Waterfox is available for Linux, MacOS, Windows and Android. It is also more light-weight than its "parent", having removed several controverse features like Telemetry, Pocket, sponsored tiles. Another pro is it's allowing unsigned Addons (so one is no longer forced to Mozilla's signing).

So let's see how this meets your requirements:

  • lightweight browser: compared to Firefox, yes (as some of the bloat has been removed)
  • Down Them All: Should work with Waterfox

Migration from Firefox to Waterfox is quite easy: on its first start, it offers to import your settings, bookmarks etc. from "other browsers"; with Firefox it should be a complete import. If that doesn't work out (or, as I experienced it with the portable version, that "Migration assistant" doesn't fire at all), you can simply copy the profile folder from Firefox to replace the one created by Waterfox.

Like Firefox, Waterfox is open source. It has its own Github presence, where you can file any issues you're having (or ask for enhancements; I'd say that's the first address for support). If you're a member of Reddit, Waterfox also has an official SubReddit.

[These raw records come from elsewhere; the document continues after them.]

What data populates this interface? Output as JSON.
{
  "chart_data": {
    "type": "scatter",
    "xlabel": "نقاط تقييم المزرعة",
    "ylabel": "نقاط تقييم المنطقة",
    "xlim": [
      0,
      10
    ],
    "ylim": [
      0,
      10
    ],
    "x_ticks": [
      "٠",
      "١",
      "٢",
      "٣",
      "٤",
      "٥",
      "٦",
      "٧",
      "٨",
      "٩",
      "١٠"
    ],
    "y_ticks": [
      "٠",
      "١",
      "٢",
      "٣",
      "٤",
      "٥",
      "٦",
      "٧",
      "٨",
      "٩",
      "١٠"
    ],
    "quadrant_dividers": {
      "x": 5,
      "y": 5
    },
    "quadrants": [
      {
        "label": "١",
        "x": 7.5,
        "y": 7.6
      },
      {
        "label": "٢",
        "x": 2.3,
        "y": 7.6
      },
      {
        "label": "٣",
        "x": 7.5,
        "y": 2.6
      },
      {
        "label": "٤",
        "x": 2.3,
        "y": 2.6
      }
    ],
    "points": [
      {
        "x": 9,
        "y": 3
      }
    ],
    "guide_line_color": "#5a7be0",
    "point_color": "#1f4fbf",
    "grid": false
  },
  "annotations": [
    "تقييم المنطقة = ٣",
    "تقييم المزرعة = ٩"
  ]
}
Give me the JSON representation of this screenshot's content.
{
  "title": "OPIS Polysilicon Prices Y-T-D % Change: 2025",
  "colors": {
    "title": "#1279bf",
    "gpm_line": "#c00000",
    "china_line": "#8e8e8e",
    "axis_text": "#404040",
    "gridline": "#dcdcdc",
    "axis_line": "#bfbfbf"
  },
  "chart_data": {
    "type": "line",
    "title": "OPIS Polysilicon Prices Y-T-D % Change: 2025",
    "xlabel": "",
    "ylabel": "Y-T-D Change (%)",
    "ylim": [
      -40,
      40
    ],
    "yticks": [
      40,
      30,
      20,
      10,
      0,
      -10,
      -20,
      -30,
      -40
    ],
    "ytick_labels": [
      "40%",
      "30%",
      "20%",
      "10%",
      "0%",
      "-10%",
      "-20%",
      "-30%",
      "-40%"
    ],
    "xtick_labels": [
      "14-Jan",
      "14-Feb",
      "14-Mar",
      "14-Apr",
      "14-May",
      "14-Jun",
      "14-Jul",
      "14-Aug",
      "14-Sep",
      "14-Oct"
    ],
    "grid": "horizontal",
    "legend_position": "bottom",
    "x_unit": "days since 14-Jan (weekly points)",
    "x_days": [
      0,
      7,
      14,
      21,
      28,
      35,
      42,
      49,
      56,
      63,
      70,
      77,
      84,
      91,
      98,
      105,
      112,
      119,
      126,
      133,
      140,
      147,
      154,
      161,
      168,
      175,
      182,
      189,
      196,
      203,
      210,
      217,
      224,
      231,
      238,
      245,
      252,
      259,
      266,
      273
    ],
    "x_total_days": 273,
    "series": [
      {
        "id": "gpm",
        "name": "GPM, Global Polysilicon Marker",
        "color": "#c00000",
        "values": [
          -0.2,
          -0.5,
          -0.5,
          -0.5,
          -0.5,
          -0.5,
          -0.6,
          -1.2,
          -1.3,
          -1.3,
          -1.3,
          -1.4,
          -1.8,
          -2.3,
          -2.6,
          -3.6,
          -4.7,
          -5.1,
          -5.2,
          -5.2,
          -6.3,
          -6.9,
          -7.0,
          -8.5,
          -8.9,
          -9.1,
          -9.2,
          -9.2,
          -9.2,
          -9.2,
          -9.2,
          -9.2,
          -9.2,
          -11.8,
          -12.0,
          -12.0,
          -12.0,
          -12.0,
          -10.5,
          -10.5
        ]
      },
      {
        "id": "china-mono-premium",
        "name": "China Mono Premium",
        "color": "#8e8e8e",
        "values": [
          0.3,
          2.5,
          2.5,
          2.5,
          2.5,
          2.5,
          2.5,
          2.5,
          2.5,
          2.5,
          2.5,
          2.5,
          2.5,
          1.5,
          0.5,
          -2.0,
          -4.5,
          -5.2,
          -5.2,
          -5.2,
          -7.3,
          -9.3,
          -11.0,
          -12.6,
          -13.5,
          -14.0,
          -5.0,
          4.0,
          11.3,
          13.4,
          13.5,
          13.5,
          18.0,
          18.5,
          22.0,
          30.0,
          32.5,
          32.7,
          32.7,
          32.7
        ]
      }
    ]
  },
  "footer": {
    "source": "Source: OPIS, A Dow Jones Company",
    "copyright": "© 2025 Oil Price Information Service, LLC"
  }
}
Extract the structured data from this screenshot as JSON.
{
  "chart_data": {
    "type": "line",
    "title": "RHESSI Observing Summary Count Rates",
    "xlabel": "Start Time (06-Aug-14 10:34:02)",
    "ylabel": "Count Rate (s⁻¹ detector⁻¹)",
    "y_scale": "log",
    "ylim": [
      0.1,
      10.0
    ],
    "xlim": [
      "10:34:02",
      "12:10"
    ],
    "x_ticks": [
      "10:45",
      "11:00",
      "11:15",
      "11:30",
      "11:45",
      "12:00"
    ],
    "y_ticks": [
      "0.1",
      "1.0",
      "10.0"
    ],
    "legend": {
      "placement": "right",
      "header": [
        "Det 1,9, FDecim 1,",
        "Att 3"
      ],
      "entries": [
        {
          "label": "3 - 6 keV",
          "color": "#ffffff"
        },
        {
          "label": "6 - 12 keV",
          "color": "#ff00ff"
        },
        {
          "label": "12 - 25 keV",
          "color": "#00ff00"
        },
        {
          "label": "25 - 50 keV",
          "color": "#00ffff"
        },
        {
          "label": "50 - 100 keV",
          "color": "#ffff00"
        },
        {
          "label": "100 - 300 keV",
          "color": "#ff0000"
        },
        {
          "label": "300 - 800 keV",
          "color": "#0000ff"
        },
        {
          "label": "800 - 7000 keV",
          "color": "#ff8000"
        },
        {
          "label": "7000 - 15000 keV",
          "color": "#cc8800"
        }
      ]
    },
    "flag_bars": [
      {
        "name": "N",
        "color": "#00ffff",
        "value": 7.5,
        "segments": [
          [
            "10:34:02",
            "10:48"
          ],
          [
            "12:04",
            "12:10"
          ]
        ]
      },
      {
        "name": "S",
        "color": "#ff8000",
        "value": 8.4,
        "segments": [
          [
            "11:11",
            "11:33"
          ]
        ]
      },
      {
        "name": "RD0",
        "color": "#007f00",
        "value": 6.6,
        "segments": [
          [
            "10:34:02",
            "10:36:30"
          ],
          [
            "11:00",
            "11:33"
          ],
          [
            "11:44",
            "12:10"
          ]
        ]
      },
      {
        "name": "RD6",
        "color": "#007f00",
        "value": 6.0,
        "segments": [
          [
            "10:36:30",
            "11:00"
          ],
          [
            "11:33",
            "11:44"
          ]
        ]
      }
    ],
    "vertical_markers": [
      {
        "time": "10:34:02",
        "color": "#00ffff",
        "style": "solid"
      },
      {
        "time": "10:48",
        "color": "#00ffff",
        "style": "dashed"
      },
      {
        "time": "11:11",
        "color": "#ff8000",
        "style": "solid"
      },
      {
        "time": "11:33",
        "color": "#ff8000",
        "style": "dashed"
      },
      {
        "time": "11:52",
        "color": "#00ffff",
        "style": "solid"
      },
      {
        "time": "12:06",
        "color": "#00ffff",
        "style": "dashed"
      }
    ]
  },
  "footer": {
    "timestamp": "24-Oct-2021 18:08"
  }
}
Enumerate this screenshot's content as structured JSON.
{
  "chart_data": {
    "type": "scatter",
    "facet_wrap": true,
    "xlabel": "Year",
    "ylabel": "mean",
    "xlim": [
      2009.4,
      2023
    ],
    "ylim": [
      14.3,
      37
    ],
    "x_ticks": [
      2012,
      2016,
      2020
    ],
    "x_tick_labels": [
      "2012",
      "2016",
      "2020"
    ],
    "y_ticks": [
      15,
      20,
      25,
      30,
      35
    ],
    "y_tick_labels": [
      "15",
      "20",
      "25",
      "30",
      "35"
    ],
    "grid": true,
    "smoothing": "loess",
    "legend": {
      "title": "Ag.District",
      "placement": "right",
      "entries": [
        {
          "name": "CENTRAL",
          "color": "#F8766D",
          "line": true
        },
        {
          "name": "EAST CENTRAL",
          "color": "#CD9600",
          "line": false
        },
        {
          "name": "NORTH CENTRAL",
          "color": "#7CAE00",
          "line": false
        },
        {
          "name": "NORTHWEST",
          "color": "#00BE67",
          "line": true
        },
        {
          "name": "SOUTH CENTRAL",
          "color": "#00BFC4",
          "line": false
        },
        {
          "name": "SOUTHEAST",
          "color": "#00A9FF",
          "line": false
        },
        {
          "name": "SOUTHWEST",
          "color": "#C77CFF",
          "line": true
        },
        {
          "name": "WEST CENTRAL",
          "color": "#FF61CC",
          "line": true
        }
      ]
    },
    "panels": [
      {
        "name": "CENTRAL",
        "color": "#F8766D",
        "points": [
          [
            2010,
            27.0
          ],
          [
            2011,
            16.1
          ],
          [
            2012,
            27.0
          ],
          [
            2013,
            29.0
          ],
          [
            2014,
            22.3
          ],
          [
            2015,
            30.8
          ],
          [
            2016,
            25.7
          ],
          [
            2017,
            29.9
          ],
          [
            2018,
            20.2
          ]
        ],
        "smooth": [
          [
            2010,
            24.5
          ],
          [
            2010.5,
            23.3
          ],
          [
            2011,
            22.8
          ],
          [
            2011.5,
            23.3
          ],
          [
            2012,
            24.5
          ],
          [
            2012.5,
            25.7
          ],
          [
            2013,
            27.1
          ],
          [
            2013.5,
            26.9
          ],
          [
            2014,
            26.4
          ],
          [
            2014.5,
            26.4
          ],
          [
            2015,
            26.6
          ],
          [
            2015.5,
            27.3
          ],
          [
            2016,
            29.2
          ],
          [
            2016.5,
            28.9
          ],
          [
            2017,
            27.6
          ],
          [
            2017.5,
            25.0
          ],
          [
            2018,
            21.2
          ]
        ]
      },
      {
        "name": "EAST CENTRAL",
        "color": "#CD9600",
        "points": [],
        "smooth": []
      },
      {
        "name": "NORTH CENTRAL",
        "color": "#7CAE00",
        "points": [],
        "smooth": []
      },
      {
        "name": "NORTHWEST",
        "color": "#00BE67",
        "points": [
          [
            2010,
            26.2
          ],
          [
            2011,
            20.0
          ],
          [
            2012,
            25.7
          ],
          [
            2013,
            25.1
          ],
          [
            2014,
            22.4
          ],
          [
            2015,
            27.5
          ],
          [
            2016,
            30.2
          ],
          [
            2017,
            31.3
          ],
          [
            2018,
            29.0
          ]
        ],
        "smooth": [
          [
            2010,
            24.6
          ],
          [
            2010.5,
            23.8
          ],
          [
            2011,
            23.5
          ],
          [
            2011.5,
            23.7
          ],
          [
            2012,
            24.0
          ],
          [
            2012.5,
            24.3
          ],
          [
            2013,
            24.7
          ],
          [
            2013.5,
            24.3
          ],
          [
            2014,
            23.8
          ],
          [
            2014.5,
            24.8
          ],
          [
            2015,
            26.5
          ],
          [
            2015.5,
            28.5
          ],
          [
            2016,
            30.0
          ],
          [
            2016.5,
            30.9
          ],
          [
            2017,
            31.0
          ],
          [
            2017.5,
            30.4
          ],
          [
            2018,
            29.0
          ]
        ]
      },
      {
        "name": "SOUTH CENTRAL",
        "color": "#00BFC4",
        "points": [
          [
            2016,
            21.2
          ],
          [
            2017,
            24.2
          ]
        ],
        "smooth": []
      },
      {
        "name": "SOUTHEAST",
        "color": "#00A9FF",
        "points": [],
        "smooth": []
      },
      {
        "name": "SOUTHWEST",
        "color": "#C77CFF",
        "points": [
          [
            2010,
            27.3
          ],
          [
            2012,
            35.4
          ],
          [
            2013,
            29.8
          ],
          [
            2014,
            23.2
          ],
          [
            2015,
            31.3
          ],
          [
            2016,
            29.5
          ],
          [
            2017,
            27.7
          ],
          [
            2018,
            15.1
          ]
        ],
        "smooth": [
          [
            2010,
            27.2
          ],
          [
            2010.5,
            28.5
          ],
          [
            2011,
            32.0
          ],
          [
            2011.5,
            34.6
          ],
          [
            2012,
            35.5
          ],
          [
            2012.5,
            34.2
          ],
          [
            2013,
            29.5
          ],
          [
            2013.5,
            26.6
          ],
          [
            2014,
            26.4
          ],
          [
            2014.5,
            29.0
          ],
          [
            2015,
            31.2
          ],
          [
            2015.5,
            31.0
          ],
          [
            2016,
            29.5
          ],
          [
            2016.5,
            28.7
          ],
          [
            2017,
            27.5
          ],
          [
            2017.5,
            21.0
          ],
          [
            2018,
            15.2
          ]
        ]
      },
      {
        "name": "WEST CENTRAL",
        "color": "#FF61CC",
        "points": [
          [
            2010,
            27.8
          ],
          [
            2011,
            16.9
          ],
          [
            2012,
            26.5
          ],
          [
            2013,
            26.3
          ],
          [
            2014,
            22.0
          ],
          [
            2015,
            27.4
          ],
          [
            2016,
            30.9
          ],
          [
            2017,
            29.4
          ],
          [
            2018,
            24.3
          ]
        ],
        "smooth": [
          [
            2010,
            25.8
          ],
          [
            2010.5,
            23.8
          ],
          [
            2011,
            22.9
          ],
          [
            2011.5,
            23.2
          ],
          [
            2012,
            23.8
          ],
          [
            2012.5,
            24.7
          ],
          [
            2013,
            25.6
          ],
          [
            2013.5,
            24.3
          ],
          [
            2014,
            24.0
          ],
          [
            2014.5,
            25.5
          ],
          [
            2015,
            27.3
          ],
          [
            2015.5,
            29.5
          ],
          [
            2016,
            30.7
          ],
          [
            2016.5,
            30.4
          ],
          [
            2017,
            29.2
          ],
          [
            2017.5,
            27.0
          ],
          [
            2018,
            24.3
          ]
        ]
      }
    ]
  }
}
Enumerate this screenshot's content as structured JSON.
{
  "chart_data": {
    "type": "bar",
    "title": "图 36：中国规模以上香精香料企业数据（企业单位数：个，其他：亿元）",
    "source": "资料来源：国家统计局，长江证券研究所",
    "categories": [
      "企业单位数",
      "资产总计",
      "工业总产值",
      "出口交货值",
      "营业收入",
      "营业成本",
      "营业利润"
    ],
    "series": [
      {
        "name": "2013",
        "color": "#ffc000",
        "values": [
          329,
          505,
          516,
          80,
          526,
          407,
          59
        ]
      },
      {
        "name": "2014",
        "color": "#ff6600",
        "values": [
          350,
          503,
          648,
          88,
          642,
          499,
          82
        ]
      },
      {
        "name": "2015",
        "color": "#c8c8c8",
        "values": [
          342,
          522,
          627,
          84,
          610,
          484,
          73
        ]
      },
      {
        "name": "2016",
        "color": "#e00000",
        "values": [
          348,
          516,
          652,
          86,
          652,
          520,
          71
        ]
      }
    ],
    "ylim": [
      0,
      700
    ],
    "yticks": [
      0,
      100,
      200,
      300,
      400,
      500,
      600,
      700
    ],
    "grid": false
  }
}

Another option would be Pale Moon, which is another Firefox fork – made as protest to the Australis switch with Firefox 29. With Pale Moon however you would not have WebExtension support; while it's still maintained, for many things it's still at v27 (and yes, that's the version number PM currently carries). Many of the Firefox addons will work with it, many others not, and PM has its own "Addon server" with adapted addons.